やべべっち

千と千尋の神隠しのやべべっちのネタバレレビュー・内容・結末

千と千尋の神隠し(2001年製作の映画)
4.1

このレビューはネタバレを含みます

2001年のこの映画、何回も観た筈なんだけど覚えてなくて観てないと思っていた。この前雪山で遊んだ時にこの「千と千尋の神隠し」の話になり、見てないと言ったら思いっきりスモークされてやっと観る気になったという訳です。

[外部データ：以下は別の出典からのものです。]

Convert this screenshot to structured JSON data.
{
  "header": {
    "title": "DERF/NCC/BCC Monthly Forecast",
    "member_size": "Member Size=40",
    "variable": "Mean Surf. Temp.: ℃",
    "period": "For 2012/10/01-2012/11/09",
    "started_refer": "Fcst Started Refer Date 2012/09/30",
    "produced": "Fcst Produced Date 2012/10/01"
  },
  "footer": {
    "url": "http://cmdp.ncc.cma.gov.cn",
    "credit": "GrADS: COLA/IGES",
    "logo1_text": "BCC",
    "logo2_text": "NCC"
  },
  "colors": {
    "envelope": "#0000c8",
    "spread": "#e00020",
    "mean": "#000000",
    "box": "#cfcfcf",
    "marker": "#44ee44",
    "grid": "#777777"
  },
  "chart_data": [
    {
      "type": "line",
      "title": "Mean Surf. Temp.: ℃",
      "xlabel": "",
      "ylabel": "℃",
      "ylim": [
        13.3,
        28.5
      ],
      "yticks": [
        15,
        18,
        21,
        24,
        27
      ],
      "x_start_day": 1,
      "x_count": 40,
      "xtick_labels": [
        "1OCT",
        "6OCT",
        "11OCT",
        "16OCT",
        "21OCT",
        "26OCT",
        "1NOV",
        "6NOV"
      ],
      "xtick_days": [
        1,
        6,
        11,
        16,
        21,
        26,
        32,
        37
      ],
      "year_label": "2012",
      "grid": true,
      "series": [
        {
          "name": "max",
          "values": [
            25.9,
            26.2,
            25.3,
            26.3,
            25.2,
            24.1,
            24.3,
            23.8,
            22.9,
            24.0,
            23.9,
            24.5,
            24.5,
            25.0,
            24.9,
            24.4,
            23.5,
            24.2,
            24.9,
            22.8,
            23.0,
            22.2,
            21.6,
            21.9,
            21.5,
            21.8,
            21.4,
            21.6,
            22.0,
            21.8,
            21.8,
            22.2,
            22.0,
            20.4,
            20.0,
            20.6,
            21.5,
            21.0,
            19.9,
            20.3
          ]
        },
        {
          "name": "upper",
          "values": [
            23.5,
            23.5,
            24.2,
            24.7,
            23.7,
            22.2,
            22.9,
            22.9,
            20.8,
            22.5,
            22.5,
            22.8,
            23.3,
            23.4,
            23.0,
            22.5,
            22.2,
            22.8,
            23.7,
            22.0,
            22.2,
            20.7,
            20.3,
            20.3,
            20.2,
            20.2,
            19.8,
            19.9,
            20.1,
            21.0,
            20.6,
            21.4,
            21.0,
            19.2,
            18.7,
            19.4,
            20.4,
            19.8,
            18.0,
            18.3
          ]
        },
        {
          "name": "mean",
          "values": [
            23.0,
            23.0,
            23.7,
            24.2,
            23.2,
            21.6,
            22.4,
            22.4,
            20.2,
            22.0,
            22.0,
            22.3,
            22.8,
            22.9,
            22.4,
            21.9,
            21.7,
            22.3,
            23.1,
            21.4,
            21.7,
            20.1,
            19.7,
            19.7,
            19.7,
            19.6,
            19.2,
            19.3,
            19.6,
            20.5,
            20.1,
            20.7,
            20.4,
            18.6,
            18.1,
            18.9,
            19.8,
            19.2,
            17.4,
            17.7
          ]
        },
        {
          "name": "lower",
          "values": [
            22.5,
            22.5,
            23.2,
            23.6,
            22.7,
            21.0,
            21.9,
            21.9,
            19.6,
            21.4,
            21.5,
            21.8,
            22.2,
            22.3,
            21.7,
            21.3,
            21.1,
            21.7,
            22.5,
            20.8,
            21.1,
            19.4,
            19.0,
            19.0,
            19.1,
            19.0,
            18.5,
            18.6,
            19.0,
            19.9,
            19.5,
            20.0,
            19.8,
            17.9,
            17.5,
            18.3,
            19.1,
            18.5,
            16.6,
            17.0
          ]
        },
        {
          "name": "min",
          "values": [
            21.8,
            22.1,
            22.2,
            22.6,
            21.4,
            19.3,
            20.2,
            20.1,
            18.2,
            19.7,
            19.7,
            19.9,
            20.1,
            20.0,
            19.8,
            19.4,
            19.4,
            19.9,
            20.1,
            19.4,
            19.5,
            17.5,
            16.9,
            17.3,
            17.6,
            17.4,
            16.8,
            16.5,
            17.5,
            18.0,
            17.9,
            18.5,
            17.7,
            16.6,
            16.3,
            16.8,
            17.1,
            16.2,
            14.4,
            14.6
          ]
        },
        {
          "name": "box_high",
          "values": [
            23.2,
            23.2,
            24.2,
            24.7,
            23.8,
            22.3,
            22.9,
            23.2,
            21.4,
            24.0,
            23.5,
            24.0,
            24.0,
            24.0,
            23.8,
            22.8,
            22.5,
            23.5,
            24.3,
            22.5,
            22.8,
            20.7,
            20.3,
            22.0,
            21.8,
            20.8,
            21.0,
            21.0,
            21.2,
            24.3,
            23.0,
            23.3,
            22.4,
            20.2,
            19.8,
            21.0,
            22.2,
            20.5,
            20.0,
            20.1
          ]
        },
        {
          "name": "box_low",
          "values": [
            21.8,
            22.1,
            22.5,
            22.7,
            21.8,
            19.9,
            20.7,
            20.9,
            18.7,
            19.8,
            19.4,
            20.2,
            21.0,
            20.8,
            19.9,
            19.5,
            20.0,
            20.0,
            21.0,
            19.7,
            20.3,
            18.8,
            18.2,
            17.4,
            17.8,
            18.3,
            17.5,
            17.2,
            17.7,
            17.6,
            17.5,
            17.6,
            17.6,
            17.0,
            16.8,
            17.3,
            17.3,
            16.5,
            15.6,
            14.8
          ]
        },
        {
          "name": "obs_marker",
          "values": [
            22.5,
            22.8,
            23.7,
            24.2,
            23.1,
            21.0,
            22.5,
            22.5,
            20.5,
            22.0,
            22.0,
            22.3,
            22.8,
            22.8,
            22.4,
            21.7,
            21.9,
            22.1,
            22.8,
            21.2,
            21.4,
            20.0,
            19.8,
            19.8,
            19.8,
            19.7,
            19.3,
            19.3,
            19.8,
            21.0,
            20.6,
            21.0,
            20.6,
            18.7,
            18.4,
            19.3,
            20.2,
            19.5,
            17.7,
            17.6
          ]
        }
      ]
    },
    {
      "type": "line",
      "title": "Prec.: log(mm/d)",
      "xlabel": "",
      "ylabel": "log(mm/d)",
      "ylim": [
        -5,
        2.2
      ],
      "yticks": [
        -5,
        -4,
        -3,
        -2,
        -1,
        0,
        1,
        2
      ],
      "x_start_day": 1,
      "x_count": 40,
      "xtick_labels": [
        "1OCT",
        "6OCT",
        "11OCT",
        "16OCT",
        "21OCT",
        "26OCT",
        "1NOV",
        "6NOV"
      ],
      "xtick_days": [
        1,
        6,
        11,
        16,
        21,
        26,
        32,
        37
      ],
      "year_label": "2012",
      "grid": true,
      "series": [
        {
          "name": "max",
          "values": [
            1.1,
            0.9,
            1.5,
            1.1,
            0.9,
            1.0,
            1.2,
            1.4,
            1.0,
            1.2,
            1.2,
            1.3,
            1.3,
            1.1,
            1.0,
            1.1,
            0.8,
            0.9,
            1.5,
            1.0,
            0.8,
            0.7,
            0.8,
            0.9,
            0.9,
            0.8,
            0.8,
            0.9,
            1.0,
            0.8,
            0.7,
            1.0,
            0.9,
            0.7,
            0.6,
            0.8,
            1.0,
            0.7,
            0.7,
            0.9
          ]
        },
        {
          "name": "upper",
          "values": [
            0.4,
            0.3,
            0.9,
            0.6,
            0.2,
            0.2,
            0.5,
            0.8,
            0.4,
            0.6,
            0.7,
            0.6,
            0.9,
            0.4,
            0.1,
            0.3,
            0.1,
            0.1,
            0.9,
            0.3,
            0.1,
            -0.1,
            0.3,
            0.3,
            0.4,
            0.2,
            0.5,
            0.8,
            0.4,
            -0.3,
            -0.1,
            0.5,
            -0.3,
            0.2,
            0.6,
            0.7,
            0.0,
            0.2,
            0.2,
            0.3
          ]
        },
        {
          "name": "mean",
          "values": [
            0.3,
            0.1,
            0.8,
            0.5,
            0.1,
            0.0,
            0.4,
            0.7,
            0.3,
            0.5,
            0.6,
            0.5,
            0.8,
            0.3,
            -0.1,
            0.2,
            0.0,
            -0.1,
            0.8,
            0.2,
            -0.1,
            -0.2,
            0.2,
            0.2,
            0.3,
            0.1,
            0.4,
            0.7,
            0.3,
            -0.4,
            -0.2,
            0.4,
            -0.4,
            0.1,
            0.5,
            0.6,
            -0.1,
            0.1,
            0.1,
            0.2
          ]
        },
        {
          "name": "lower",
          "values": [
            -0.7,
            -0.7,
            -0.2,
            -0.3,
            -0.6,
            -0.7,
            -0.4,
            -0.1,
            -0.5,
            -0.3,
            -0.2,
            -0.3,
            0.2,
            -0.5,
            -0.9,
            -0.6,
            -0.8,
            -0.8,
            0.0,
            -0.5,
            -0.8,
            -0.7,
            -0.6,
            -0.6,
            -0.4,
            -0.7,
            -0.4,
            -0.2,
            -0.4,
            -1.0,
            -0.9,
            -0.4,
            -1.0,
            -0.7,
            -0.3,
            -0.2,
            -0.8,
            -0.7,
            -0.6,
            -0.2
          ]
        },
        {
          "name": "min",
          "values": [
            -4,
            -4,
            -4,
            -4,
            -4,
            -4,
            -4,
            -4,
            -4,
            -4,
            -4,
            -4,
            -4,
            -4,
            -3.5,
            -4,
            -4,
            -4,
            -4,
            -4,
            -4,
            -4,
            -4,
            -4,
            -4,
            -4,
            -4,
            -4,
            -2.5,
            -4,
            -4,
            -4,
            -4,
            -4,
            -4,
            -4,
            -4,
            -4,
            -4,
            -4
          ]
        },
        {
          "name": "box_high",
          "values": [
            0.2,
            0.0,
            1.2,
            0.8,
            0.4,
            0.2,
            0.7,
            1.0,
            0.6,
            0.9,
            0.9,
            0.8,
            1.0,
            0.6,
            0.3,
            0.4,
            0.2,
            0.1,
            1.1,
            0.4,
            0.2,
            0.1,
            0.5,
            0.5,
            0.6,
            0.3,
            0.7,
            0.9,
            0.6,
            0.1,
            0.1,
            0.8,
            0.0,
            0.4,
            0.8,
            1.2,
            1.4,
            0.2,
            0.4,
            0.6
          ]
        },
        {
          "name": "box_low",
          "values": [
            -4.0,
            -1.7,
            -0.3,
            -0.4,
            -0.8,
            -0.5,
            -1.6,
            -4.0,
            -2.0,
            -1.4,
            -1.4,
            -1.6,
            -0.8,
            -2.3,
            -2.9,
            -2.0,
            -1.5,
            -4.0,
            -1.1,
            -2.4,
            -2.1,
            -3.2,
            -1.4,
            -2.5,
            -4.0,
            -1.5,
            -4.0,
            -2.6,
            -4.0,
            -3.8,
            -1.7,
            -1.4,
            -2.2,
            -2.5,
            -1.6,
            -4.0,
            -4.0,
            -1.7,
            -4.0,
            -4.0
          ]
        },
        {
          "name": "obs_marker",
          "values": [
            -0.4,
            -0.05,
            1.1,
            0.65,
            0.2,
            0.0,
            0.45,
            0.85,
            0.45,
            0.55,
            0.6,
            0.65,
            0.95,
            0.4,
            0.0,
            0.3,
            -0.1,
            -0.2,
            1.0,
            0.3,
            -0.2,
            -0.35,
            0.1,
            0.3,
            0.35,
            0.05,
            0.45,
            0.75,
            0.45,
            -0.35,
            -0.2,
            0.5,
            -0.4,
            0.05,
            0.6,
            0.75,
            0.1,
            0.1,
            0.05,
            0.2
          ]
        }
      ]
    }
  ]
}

観たらいやー凄い、今まで自分は何を観ていたのだろう、と恥ずかしくなった。

沢山考察したい所はあるけど1番の軸は湯婆婆と銭婆という双子の魔女は何を象徴しているんだろう、という事だった。
多分湯婆婆は物質世界(働いてお金を稼いで飯を食う)、銭婆は精神世界を象徴しているのかなとみれた。銭婆は私達は2人で1つと言ってたのでそういう考察は出来ると思う。
この描かれている世界が今の資本主義社会を風刺しているみたいな言説を見たけどそうか?と思った。描かれた世界は台湾の九份をモデルにしたみたいだけど中身は江戸時代の遊郭みたいな世界で今も昔もそんな変わらんのじゃないか?みたいにも見てとれた。
湯婆婆の仕切る世界も望めば仕事が貰えるし頑張れば評価されるし、ちゃんと寝泊まりする場所も保証されている。かまじぃやリンのように人情のある仲間もいる訳で。
それよりカオナシの存在が終始不気味だった。こき使われたり金に目が眩むような小物はさして問題ではないが金だけ持って居場所がなく寂しさを抱える顔を持たない人が一番厄介でこの世を破壊してしまう。そんな人は湯婆婆の仕切る世界では居場所がなく銭婆に引き取ってもらうしかない。
ハクは銭婆に半殺しの目にあうくらい恐ろしい存在なのだが八つ裂きにされる覚悟で会いに行った千裕には異常に優しくご飯をご馳走しお土産も持たせてくれた。

物質世界のみに生きると精神世界側からとてつもないしっぺ返しが来るのだ。千裕は精神がとても芳醇な娘だったので銭婆はとても優しかったのだと思う。